THE AVERAGE tenure of a U.S. university president is 6.5 years. On Aug. 1, Harris Pastides began his 11th year at the helm of the University of South Carolina.
The anniversary, Dr. Pastides told me earlier this week, prompted him to reflect on his presidency.
He’s proud of the school’s growing national reputation and boasts that being in the center of an increasingly urbane yet extremely affordable city helps him attract “some of the best minds in the world.”
He’s inspired by the “energy and life” of the school’s diverse and growing student body. (And no, he didn’t talk about the Gamecocks’ successes, but he knows I’m not that into sports.)
But overshadowing all of that has been money.
Dr. Pastiudes became president at the dawn of the 2008 recession and had to start immediately into belt-tightening. That was understandable, he said, but “you can rally people around, you can do things in an emergency that you can’t do” on an ongoing basis to cut costs. And “when the recession started to subside, state funding did not return.” (I’ll write more soon about how he plans to deal with this.)
Early in our conversation, Dr. Pastides noted that “the challenges for me and the next president are absolutely going to be cost control.” Which obviously raised a question.
No, he assured me, a year after USC trustees reconfigured his pay package to encourage him to stay longer, he has no plans to retire.
The 64-year-old epidemiologist, who was on the USC faculty for a decade before being named president, still loves his job, and he and his wife, Patricia, still look forward to the life-altering event that occurs every August, when 6,000 freshmen and 2,000 transfer students arrive on campus. He’s not sure he’d even know what to do if he weren’t connected to a university — as he has been since he first enrolled as an undergraduate at the University of Albany.

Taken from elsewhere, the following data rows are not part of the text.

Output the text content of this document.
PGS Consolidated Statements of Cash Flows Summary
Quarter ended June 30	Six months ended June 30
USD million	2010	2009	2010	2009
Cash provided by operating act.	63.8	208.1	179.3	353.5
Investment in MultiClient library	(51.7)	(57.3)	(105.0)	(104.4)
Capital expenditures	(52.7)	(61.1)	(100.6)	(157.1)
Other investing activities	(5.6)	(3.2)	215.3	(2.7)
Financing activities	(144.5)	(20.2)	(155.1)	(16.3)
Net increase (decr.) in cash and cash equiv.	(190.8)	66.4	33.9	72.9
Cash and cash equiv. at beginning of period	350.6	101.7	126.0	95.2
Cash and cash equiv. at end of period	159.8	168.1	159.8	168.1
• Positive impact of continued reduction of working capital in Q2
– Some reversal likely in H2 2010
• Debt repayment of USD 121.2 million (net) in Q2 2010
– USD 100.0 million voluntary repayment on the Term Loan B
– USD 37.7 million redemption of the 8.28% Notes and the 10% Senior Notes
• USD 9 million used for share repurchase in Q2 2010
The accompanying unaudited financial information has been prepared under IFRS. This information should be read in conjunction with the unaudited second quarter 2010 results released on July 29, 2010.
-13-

But, he said, he believes it’s important to think about succession planning. He talks frequently about that with the USC Board of Trustees. And he doesn’t expect to complete a second decade as president.
Which is to say that what’s next for USC’s 28th president is controlling costs at USC. And improving quality. And staying inspired.
Besides, 20 years in the President’s House would be unprecedented. Only five presidents have lasted longer than Dr. Pastides: John Palms served 11 years, from 1991 through 2002; Thomas Jones, 12 years, 1962-1974; Thomas Cooper, 13 years, 1921-1934; and Jim Holderman served 14 years, 1977-1990.
The longest-serving USC president was its first: Jonathan Maxcy was inaugurated in 1804 and died during his 16th year in office, in 1820.